La famille Knight Dian-Tu évalue les médicaments amyloïdes-rénotiques expérimentaux fabriqués par Eli Lilly and Co. dans le cadre de l'étude de prévention primaire. Comme pour les essais de prévention secondaire Dian-Tu, l'essai de prévention primaire inclut des membres de la famille porteurs des mutations dominantes de la maladie d'Alzheimer, mais les participants à la prévention primaire sont beaucoup plus jeunes. L'essai inclut des personnes âgées de 18 ans qui présentent peu ou pas de changements moléculaires détectables liés à la maladie d'Alzheimer dans leur cerveau, jusqu'à 25 ans avant l'apparition prévue des symptômes de démence, afin de déterminer si l'arrêt des changements moléculaires précoces qui conduisent à la maladie d'Alzheimer symptomatique peut empêcher la maladie de devenir plus répandue.

Bateman RJ, Li Y, McDade Em,et autres. Sécurité et efficacité du traitement à long terme par le ganténerumab dans la maladie d'Alzheimer héréditaire dominante : une extension ouverte de l'essai Dian-TU multicentrique de phase 2/3, randomisé, en double aveugle et contrôlé par placebo. La neurologie du Lancet. 19 mars 2025.

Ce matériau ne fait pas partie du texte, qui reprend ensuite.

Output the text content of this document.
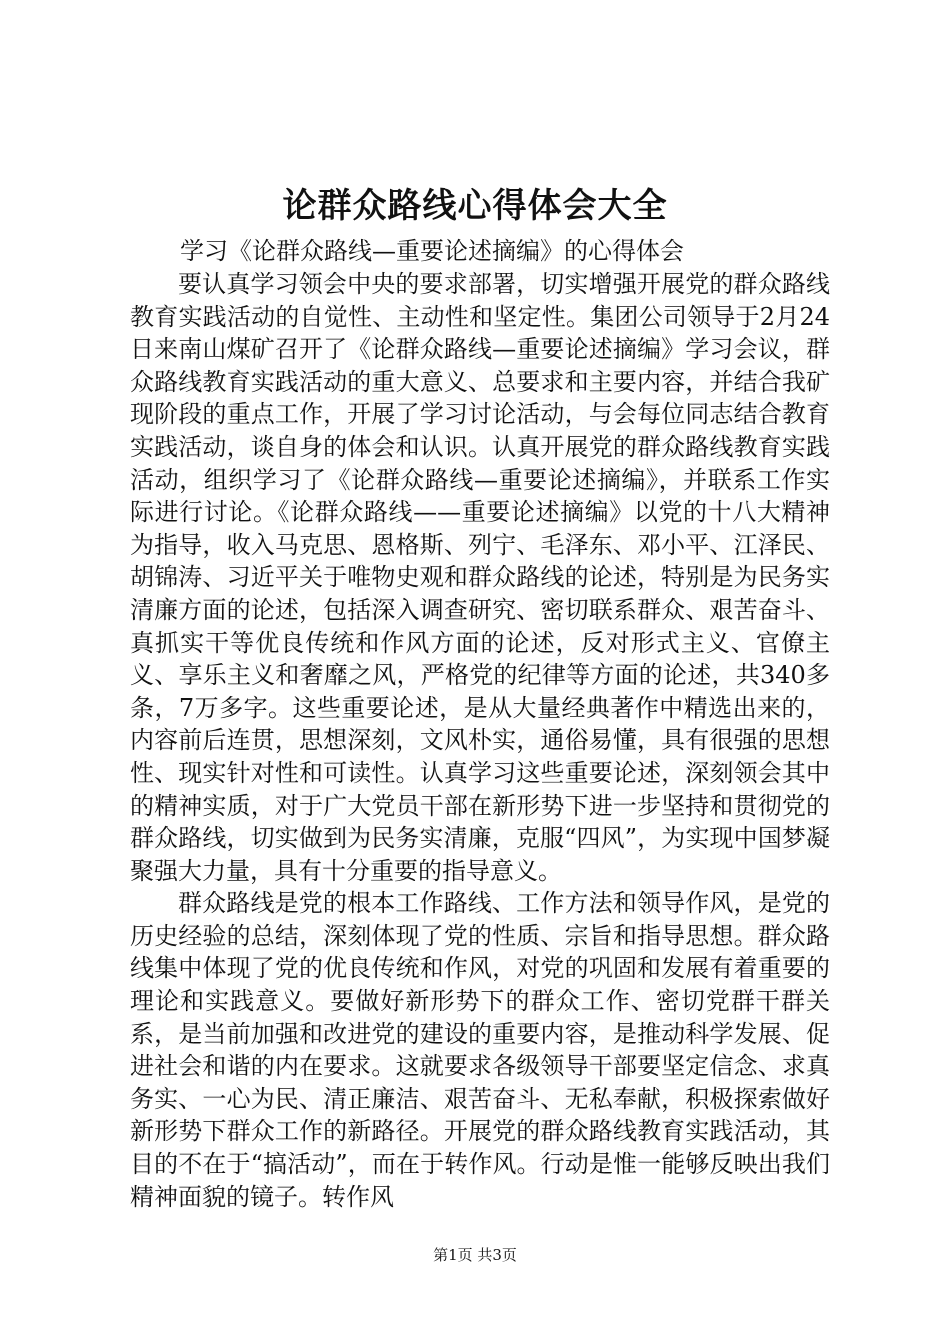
论群众路线心得体会大全
学习《论群众路线—重要论述摘编》的心得体会

要认真学习领会中央的要求部署，切实增强开展党的群众路线教育实践活动的自觉性、主动性和坚定性。集团公司领导于2月24日来南山煤矿召开了《论群众路线—重要论述摘编》学习会议，群众路线教育实践活动的重大意义、总要求和主要内容，并结合我矿现阶段的重点工作，开展了学习讨论活动，与会每位同志结合教育实践活动，谈自身的体会和认识。认真开展党的群众路线教育实践活动，组织学习了《论群众路线—重要论述摘编》，并联系工作实际进行讨论。《论群众路线——重要论述摘编》以党的十八大精神为指导，收入马克思、恩格斯、列宁、毛泽东、邓小平、江泽民、胡锦涛、习近平关于唯物史观和群众路线的论述，特别是为民务实清廉方面的论述，包括深入调查研究、密切联系群众、艰苦奋斗、真抓实干等优良传统和作风方面的论述，反对形式主义、官僚主义、享乐主义和奢靡之风，严格党的纪律等方面的论述，共340多条，7万多字。这些重要论述，是从大量经典著作中精选出来的，内容前后连贯，思想深刻，文风朴实，通俗易懂，具有很强的思想性、现实针对性和可读性。认真学习这些重要论述，深刻领会其中的精神实质，对于广大党员干部在新形势下进一步坚持和贯彻党的群众路线，切实做到为民务实清廉，克服“四风”，为实现中国梦凝聚强大力量，具有十分重要的指导意义。

群众路线是党的根本工作路线、工作方法和领导作风，是党的历史经验的总结，深刻体现了党的性质、宗旨和指导思想。群众路线集中体现了党的优良传统和作风，对党的巩固和发展有着重要的理论和实践意义。要做好新形势下的群众工作、密切党群干群关系，是当前加强和改进党的建设的重要内容，是推动科学发展、促进社会和谐的内在要求。这就要求各级领导干部要坚定信念、求真务实、一心为民、清正廉洁、艰苦奋斗、无私奉献，积极探索做好新形势下群众工作的新路径。开展党的群众路线教育实践活动，其目的不在于“搞活动”，而在于转作风。行动是惟一能够反映出我们精神面貌的镜子。转作风

第1页 共3页
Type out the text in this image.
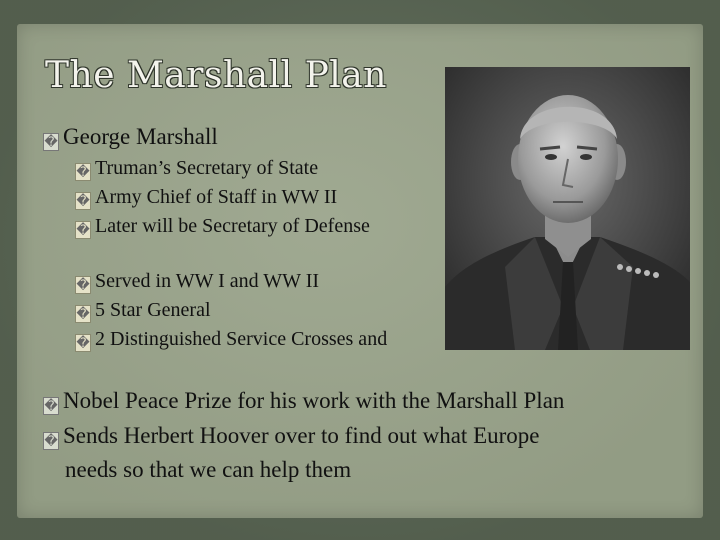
The Marshall Plan
� George Marshall
� Truman’s Secretary of State
� Army Chief of Staff in WW II
� Later will be Secretary of Defense
� Served in WW I and WW II
� 5 Star General
� 2 Distinguished Service Crosses and
� Nobel Peace Prize for his work with the Marshall Plan
� Sends Herbert Hoover over to find out what Europe
needs so that we can help them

La partie DIAN-TU-001 de cette étude a été financée par des subventions du National Institute on Aging des National Institutes of Health (numéros de subvention U01AG042791, U01AG042791-S1 (FNIH et Accelerating Medicines Partnership), R01AG046179, R01AG053267, R01AG053267-S1 et R01AG053267-S2); l'Association Alzheimer; Eli Lilly et compagnie ; F. Hoffman-Laroche Ltée; Enthusiastic Radiopharmaceuticals (une filiale en propriété exclusive d'Eli Lilly and Company) ; Fondation GHR ; une organisation anonyme; Cerveau Technologies; Cogstate et Signant. Le Dian-tu a également reçu un financement du Consortium Dian-tu Pharma. L'expansion ouverte du ganténerumab a été approuvée par l'Association Alzheimer et le soutien de F. Hoffman-Laroche Ltd.

Le contenu de cet article relève de la seule responsabilité des auteurs et ne représente pas nécessairement les opinions officielles des National Institutes of Health (NIH).


Sources :

Journal reference:

Bateman, RJ,et coll.(2025). Sécurité et efficacité du traitement à long terme par le ganténerumab dans la maladie d'Alzheimer héréditaire dominante : une extension ouverte de l'essai DIAN-TU sur plateforme multicentrique de phase 2/3, randomisé, en double aveugle et contrôlé par placebo. La neurologie du Lancet. est ce que je.org/10.1016/S1474-4422(25)00024-9.